As always one of the nicest things about a conference is getting to see people you like and haven't seen for a while...(in this case, at the Calgary Kaleidoscope conference, Betsy and Ted Lewin)...and also meeting new friends. (Here's a photo of me with writer Betty Birney; we shared a cab to the airport yesterday, she flying home to LA, me to Boston). I look as if I have antlers but it's because I stupidly stood in front of a picture that was hanging on the wall.
It reminded me of the time I met Carol Otis Hurst for the first time, years ago, in Toronto. We shared a cab to the airport, waited there together since our gates were near each other, and she was telling me a long story but had to stop mid-paragraph because her plane was about to board. Two days later, back home, I got a letter from Carol, which began mid-sentence, and completed the anecdote. We became close friends and remained so until her sudden death two years ago.
I also met Phyllis Reynolds Naylor, a close friend now for many years, at a conference...and it was the Calgary Kaleidscope conference...16 years ago. Three days ago, in Calgary, a woman said to me, "I was here when you were here in 1992, and I've remembered all this time how you described your grandmother teaching you to pee in the woods." I had to say, "Ah, that was Phyllis Naylor. " I remember Phyllis telling that story, actually, in the speech she made. It certainly wouldn't have been my very proper Pennsylvania grandmother who would never have entered the woods unless she was wearing hat and gloves and was there for a lecture on arboeal botany.

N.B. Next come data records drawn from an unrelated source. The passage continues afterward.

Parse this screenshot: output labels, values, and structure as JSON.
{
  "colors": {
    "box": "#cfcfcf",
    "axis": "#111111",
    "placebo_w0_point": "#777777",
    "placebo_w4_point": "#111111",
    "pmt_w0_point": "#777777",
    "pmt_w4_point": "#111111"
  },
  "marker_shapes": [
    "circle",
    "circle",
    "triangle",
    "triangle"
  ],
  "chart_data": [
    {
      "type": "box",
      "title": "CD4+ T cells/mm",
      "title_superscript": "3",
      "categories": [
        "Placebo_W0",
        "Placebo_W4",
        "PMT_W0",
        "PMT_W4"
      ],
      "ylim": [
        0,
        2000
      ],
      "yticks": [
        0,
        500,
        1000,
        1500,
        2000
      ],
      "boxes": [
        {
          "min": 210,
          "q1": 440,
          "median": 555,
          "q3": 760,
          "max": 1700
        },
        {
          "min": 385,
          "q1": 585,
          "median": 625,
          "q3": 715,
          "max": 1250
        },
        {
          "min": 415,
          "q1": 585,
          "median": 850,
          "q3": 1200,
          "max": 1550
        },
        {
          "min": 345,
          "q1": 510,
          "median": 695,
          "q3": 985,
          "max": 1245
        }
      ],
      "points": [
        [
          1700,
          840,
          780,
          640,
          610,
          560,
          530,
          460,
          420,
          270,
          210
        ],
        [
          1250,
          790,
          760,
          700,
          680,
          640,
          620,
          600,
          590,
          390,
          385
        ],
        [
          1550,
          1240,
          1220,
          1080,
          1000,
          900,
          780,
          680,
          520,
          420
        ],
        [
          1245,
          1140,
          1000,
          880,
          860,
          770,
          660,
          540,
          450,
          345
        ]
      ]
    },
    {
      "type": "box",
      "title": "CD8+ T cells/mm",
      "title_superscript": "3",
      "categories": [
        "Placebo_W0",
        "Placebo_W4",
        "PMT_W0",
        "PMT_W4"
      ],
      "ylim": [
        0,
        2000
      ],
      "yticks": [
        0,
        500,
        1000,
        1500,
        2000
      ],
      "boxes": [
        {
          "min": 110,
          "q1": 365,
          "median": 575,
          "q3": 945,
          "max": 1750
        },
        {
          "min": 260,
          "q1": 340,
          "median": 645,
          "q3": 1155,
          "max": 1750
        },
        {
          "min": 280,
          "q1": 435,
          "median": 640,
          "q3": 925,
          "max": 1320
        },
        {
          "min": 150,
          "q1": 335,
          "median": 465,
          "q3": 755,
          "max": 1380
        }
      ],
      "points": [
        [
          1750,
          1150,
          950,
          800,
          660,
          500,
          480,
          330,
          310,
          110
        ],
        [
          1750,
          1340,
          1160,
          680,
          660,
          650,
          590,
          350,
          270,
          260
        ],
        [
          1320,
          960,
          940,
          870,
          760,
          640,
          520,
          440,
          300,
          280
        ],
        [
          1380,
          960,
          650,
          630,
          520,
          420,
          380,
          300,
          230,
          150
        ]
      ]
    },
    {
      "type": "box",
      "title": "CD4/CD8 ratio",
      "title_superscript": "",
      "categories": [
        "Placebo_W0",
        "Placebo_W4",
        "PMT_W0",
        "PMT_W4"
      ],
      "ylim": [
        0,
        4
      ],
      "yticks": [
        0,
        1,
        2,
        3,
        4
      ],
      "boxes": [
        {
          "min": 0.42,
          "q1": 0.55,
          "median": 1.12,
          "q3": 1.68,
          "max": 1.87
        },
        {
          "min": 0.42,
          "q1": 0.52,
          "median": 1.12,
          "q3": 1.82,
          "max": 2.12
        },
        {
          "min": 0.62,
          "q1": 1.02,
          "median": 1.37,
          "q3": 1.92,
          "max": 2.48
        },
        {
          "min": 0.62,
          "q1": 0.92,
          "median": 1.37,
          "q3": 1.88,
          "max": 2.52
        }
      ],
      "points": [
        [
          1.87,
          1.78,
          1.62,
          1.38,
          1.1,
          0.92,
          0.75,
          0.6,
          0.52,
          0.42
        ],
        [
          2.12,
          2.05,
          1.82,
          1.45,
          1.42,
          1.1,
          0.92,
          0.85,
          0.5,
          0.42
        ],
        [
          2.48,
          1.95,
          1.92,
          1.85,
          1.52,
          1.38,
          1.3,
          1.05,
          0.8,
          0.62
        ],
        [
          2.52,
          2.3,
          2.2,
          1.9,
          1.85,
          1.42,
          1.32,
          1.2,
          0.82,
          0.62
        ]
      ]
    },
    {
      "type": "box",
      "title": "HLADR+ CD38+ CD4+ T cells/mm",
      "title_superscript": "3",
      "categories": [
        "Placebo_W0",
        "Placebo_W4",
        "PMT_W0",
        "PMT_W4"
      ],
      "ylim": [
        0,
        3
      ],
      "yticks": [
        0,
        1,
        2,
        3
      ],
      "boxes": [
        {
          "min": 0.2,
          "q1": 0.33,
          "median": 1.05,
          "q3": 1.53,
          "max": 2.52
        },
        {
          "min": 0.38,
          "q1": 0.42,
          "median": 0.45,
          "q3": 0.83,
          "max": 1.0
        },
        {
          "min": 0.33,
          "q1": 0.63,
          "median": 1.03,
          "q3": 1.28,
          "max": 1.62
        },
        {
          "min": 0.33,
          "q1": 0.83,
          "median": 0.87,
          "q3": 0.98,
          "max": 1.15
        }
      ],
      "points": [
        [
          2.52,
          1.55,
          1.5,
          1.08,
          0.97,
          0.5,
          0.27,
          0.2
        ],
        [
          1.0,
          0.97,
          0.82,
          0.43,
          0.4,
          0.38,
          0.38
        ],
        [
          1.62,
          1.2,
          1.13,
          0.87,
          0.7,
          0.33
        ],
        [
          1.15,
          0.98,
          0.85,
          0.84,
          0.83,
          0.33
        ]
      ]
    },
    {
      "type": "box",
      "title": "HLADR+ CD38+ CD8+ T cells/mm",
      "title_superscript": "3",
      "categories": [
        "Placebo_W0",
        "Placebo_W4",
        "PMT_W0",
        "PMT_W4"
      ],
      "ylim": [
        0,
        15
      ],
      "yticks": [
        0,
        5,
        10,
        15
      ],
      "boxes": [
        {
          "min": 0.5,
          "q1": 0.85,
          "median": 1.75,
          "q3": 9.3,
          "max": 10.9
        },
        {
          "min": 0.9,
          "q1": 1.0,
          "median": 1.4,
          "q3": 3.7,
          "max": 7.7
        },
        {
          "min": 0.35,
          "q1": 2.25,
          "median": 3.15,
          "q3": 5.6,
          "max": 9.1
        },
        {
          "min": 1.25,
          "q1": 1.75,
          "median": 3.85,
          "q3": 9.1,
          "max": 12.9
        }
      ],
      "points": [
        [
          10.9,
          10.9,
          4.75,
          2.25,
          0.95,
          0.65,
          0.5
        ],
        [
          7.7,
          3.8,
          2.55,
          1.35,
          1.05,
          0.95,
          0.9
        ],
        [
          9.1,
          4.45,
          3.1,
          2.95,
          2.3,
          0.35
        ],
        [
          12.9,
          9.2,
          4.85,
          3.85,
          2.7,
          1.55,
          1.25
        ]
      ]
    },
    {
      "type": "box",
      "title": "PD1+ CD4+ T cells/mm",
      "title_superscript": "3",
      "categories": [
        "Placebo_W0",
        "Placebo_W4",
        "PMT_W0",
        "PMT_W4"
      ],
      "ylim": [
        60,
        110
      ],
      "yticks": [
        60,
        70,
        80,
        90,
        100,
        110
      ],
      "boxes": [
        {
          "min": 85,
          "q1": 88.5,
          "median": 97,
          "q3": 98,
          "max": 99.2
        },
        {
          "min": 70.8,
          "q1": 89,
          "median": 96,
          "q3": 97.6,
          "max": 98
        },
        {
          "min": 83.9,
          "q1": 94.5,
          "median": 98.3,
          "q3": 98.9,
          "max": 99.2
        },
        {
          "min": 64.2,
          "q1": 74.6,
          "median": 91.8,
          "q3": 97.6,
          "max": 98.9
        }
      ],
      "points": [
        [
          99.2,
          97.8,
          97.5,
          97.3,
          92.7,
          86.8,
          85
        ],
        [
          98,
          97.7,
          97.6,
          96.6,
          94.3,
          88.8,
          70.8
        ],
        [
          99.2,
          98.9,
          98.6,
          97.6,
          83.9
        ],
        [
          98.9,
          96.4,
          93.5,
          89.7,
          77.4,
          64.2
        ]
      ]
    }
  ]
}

I have to start thinking a lot....this very day....about my Pennsylvania grandmother because on Wednesday I fly to Pennsylvania to speak in the small town where I spent my childhood. One of my books, AUTUMN STREET, is set in that town, and many of my books arise out of the nostalgia that is so much a part of my creative process. I'll have to try to put that all together coherently so that I can speak abut it Wednesday night.
I think I'll email Phyllis and tell her that for sixteen years someone has been remembering her urinary history, even if they got the name of the protaganist wrong.